In my opinion, Kantian ethics has no real consequences for economics: it can be used to justify numerous economic systems and is fully compatible with social democracy. However, Kantian deontological ethics has severe problems.
A better ethical theory, in my view, is a modern form of utilitarianism called rule utilitarianism (which is quite different from its crude early form as advocated by Jeremy Bentham). Some libertarians or advocates of free market economics actually do use utilitarian arguments to justify their positions and economic systems, e.g., Ludwig von Mises (although Mises’ praxeology was an a priori system of deductive reasoning, independent of his utilitarianism), the earlier Friedrich von Hayek (Gregg 2003: 21–22), and Milton Friedman (Frederick 2002: 23). Thus anyone who uses a utilitarian argument to support ideas about economics will ultimately have to examine the good and bad effects of the policies they advocate.
In these theories, there is no reason in principle why state intervention could not be moral and successful. Any economic argument, then, essentially becomes an argument about empirical reality: the consequences of economic policy today and in the past. The good consequences of state intervention and social democracy fully justify these policies. Of course, philosophical objections have been raised to utilitarianism as well.

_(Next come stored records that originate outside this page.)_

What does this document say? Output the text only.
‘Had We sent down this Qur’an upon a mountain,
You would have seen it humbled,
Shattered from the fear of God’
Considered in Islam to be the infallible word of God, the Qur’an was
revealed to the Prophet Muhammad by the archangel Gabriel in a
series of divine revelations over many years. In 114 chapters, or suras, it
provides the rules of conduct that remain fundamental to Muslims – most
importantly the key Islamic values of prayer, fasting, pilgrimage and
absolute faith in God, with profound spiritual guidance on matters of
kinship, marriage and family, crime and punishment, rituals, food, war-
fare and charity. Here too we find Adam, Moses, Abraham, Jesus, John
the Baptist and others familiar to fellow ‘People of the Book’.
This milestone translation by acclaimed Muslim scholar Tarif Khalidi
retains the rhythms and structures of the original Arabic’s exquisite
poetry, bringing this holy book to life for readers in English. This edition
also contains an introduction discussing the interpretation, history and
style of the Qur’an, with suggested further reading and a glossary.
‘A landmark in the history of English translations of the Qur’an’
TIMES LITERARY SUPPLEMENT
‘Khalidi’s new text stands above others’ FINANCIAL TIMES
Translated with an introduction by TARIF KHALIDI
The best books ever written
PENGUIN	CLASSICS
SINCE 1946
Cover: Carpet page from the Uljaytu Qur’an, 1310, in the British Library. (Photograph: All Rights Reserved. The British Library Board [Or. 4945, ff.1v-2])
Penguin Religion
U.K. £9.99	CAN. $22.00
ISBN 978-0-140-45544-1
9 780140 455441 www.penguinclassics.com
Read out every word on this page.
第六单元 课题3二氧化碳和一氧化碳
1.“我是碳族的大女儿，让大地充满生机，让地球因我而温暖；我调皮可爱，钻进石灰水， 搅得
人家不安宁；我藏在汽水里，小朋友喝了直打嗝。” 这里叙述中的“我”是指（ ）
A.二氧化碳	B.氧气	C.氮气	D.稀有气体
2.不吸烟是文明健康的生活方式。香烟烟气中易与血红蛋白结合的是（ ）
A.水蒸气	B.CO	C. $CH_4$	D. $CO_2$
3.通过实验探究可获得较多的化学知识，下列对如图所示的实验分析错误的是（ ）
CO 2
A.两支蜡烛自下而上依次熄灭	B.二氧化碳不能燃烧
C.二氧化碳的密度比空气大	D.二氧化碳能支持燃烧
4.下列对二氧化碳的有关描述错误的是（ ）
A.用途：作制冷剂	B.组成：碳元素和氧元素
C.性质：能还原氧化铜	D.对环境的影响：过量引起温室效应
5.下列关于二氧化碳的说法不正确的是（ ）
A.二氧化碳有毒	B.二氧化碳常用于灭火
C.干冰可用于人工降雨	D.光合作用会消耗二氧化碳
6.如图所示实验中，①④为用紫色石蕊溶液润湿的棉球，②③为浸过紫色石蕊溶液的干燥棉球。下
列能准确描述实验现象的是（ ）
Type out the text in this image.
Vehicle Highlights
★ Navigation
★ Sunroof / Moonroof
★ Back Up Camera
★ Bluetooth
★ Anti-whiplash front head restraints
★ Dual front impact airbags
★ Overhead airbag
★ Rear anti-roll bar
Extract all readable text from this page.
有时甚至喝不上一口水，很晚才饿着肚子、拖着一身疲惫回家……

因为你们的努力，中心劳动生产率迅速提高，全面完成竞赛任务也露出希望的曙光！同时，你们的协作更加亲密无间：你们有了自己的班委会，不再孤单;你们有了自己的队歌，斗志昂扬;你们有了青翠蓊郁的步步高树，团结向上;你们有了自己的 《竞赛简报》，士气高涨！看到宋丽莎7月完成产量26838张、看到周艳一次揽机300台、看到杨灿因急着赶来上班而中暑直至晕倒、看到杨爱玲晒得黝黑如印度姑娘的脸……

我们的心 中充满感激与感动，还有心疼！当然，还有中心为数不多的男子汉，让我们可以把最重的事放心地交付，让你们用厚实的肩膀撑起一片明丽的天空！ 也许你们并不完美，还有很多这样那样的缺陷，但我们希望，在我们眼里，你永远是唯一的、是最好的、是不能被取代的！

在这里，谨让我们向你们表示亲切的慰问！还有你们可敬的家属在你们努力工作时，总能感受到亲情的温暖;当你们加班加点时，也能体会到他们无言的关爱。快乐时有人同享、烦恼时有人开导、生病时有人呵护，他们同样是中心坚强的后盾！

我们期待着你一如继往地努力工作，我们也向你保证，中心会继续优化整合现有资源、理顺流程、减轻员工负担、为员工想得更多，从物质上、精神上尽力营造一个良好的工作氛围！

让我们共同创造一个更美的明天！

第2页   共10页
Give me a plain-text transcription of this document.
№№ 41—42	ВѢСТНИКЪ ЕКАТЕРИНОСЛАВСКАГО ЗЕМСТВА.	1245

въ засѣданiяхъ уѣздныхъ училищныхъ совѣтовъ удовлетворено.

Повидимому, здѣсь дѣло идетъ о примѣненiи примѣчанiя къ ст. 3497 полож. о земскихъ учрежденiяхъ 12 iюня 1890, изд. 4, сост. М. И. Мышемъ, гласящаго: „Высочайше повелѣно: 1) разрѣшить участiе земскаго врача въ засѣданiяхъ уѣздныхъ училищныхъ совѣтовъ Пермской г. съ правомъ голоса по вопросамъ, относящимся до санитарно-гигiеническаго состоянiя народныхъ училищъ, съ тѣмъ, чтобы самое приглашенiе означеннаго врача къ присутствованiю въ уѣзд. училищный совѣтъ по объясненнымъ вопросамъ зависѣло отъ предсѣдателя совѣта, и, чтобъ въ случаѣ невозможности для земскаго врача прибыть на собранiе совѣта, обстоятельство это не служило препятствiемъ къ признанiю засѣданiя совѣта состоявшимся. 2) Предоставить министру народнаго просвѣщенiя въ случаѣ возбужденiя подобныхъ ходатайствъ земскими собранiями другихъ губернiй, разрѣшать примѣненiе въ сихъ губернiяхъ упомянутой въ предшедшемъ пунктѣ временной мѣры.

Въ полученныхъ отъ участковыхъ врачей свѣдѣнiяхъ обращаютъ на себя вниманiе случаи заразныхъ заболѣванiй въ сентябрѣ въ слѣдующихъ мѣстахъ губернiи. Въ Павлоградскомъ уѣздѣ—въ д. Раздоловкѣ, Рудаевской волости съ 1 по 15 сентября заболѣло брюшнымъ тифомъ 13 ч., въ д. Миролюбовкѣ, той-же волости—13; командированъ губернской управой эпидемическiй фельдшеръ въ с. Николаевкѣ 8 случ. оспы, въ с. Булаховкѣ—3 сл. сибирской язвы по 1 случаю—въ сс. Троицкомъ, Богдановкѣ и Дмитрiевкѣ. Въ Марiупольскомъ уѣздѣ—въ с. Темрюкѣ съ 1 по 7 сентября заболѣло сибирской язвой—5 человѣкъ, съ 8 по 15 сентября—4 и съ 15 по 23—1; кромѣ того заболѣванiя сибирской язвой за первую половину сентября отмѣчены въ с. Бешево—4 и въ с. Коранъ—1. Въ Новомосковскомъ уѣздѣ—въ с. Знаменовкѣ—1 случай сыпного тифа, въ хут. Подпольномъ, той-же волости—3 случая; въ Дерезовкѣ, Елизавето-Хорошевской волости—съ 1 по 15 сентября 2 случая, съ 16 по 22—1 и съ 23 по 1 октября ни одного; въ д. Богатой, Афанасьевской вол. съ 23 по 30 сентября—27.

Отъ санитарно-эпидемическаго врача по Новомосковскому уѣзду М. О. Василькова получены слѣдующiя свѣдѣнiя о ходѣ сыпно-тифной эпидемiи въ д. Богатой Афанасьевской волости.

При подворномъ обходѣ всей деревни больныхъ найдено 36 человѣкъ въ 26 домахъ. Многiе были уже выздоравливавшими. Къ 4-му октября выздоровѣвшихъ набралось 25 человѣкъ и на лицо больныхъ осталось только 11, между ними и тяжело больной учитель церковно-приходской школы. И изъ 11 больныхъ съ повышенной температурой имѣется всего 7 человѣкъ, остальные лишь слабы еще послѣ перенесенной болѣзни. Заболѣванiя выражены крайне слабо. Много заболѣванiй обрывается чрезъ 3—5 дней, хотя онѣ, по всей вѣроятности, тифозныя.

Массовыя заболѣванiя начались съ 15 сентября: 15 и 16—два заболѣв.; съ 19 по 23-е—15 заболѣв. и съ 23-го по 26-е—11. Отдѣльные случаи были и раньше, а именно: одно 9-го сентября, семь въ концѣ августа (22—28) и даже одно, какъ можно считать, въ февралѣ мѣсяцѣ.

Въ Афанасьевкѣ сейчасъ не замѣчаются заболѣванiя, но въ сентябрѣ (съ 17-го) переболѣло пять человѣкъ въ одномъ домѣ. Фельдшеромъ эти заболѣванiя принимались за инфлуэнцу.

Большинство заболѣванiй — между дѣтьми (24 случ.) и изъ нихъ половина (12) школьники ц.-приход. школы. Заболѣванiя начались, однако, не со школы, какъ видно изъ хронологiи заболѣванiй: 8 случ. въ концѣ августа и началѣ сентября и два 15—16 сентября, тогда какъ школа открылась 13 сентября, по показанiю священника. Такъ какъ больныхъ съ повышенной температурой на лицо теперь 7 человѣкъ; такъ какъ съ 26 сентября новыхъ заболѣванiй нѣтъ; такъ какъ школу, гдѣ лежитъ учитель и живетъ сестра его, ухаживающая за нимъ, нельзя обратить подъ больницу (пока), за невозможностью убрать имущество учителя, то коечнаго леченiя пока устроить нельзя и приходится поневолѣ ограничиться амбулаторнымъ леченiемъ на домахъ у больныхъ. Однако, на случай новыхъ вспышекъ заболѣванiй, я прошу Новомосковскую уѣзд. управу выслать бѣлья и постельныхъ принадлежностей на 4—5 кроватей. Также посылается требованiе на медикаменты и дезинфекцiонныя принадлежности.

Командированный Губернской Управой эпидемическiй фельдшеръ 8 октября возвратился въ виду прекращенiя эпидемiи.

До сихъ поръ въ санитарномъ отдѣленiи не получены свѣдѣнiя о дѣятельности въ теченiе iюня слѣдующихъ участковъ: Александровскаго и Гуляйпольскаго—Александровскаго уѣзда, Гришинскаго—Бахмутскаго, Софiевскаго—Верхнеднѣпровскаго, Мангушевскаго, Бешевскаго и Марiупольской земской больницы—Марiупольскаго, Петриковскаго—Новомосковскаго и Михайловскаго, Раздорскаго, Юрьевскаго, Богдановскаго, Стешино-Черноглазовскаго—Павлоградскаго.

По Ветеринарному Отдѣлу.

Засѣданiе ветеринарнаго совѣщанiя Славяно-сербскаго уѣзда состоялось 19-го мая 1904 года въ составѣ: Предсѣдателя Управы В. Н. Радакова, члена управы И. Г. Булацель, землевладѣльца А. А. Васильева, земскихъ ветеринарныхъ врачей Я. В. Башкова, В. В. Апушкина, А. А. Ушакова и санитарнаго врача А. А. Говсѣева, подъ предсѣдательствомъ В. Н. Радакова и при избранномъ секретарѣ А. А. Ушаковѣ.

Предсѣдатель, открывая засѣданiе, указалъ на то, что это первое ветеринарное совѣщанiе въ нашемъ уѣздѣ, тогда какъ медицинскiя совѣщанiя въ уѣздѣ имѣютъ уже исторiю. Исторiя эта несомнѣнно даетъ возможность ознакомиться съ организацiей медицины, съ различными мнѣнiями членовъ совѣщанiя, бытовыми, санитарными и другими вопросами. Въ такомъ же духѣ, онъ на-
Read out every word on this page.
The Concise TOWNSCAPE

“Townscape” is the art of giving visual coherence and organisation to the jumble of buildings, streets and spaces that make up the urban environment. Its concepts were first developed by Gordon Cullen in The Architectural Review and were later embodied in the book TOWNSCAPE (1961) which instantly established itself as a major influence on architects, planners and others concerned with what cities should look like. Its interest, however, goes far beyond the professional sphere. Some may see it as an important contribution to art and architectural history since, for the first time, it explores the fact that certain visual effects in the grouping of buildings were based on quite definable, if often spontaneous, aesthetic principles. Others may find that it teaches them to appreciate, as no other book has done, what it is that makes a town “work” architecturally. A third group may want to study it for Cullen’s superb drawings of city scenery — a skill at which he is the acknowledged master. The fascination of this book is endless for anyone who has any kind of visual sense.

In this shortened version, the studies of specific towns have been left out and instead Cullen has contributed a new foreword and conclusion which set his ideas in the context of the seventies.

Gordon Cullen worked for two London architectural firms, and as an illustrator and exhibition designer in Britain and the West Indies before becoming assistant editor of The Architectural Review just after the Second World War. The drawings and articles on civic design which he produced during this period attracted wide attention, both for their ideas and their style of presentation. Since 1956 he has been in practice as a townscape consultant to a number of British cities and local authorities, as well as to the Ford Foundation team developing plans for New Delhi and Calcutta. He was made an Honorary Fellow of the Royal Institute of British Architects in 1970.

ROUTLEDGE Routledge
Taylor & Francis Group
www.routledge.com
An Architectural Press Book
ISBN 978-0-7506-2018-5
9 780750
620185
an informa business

One solution may be that we should adopt James Cornman’s Utilitarian Kantian Principle of ethics: this (as I understand it) has caused a great deal of excitement amongst modern philosophers, because it combines the best elements of Kant’s deontological ethics with utilitarianism. It is perfectly compatible with state intervention in economics.
APPENDIX 1: WHAT WAS MARX’S ETHICS?
Marx himself, as I understand it, rejected the utilitarianism of his day for some very confused ideas on ethics (Alan Gilbert, Democratic Individuality, Cambridge University Press, 1990, p. 240). And, at the very least, the question of what ethical theory he believed in is debatable (N. Churchich, Marxism and Morality: A Critical Examination of Marxist Ethics, James Clarke & Co., 1994, p. 139).
Since I don’t advocate communism as preached in the Communist Manifesto, it has nothing to do with my moral argument for certain types of state intervention.
Furthermore, the means Marx advocated to achieve communism (i.e., dictatorship, destruction of freedom of speech and civil liberties) can be rejected on utilitarian grounds anyway, since the abolition of freedom of speech and dictatorship have harmful effects on everyone.
Cornman, J. W., Lehrer, K. and G. S. Pappas. 1992. Philosophical Problems and Arguments: An Introduction, Hackett, Indianapolis.
Frederick, R. 2002. A Companion to Business Ethics,, Blackwell, Malden, Mass.
Gregg, S. 2003. On Ordered Liberty: A Treatise on the Free Society, Lexington, Oxford and Lanham, Md.
Nielsen, K. 1963, “The Myth of Natural Law,” in S. Hook (ed.), Law and philosophy: A Symposium, University Press, New York.
Rollins, L. A. 1983. The Myth of Natural Rights, Loompanics Unlimited.
Scruton, R. 1994. Modern Philosophy: An Introduction and Survey, Penguin Books, London.
Tawney, R. H. 1998. Religion and the Rise of Capitalism, Transaction, New Brunswick, N.J. and London.